Page 4: Visual branding
To support the shared ambition Sky also has to look consistent wherever customers come across it – whether in print, on screen, on a van, or anywhere else. This consistency in appearance helps build consumer recognition of the company and helps to build a demand for the company and its products.
The most visible part of this branding is the Sky logo, which is used to represent the whole business and is used on most material. This logo is often supported by a descriptor – a short statement for customers that describes Sky’s offer in more detail. This is ‘a digital vision for everyone’. To help people apply the logo consistently Sky has established detailed rules about its use. These include guidelines on the colours in which it can be used, the sizes and the minimum areas that should be left around it to ensure that it always stands out.
But Sky is a complex company – largely because it offers such a wide variety of content and commerce services across multiple devices including interactive TV, mobile internet, ADSL (asymmetric digital subscriber line) and the web. There are physical things like the dish and digibox. There are services – such as the subscription for Sky channels, or the installation service. And there’s the content – channels like Sky Sports 1, Sky One and Sky MovieMax.
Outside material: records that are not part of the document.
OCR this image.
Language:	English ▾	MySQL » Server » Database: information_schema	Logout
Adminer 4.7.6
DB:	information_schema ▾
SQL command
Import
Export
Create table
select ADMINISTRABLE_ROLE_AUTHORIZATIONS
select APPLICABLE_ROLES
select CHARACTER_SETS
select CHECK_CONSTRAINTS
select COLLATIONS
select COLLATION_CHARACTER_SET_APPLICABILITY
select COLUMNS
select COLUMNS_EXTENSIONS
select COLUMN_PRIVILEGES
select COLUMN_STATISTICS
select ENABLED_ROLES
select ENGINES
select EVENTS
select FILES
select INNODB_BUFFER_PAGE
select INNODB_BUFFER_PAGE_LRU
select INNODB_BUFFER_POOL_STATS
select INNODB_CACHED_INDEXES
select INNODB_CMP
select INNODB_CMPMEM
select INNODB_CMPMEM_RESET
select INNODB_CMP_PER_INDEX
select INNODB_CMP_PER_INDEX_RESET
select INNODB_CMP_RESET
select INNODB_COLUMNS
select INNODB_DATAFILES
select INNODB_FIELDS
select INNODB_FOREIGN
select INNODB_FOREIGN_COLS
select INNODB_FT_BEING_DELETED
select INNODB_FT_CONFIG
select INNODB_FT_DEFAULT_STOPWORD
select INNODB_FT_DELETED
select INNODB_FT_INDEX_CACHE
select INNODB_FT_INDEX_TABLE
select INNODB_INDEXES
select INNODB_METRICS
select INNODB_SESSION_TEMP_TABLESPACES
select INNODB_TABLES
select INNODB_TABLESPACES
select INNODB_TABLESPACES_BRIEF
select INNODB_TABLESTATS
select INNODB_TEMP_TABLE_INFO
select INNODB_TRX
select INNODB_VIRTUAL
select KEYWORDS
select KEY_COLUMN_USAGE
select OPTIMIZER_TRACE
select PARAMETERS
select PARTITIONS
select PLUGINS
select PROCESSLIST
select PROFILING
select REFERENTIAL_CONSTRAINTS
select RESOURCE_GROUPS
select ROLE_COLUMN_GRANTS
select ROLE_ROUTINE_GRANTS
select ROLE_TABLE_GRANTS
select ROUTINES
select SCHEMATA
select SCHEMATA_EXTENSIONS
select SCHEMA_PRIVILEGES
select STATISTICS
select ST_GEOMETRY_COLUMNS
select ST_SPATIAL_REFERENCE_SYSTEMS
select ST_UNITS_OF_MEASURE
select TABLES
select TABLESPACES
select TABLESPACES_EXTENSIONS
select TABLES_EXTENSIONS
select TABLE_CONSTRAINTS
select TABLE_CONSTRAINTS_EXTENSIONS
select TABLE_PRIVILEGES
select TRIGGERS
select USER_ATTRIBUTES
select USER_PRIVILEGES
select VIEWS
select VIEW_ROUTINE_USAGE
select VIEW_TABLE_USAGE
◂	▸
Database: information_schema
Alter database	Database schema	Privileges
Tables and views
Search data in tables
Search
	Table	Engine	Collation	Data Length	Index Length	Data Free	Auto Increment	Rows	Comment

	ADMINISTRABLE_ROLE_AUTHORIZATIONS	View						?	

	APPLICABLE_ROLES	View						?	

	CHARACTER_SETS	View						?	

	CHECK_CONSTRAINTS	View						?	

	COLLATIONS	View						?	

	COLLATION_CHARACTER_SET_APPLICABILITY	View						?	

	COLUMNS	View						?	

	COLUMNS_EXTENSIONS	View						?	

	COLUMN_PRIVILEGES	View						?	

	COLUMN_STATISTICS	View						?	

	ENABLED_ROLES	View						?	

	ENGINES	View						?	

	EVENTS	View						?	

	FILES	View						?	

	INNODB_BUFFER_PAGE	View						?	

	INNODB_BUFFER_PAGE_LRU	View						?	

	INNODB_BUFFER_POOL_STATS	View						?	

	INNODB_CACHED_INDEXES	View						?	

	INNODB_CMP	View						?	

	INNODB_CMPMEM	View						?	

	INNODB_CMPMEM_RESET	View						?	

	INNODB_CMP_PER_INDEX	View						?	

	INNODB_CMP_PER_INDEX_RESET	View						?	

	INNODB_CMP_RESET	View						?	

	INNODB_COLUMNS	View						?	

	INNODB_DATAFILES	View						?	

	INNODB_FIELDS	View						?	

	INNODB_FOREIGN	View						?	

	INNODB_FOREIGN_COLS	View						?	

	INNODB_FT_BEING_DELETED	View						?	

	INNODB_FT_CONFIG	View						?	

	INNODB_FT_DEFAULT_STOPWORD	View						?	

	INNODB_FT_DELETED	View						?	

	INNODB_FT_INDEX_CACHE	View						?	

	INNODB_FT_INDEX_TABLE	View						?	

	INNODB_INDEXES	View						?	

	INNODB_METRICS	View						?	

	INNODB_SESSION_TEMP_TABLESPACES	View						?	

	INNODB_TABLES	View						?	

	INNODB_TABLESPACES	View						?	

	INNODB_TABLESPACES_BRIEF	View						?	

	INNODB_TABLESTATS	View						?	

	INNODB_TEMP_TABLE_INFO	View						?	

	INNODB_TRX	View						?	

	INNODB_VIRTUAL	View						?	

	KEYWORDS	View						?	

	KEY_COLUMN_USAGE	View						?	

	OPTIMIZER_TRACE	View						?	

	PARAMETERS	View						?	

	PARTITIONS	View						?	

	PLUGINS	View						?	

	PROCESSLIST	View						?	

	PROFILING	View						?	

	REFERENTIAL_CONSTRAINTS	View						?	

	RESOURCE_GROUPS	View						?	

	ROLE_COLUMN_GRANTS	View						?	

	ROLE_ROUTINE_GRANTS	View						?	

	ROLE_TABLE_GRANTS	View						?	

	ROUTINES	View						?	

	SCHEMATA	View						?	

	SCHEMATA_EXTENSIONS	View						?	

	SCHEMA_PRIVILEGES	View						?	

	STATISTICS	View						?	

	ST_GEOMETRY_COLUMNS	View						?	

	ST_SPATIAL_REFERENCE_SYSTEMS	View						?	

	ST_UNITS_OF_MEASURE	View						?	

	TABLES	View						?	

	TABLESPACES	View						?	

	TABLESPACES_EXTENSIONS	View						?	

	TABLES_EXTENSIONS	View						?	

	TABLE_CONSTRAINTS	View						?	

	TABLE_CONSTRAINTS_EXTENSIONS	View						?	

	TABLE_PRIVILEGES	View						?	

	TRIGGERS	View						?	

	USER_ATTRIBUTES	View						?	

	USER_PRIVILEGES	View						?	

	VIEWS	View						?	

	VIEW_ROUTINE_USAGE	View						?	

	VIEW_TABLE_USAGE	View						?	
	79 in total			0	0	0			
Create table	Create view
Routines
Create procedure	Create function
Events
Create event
Products and services use the Sky brand, but channels have their own look and feel. This is because channel brands need to appeal to specific audiences –the sports fanatic, the classic movie buff, the 30-somethings. They also appear on competitor platforms, where overt Sky branding may not be appropriate. These brands are used on screen and when communicating about a specific channel. The creation of brands such as these is strictly controlled, as too many brands will only confuse the customer and weaken the recognition of Sky itself.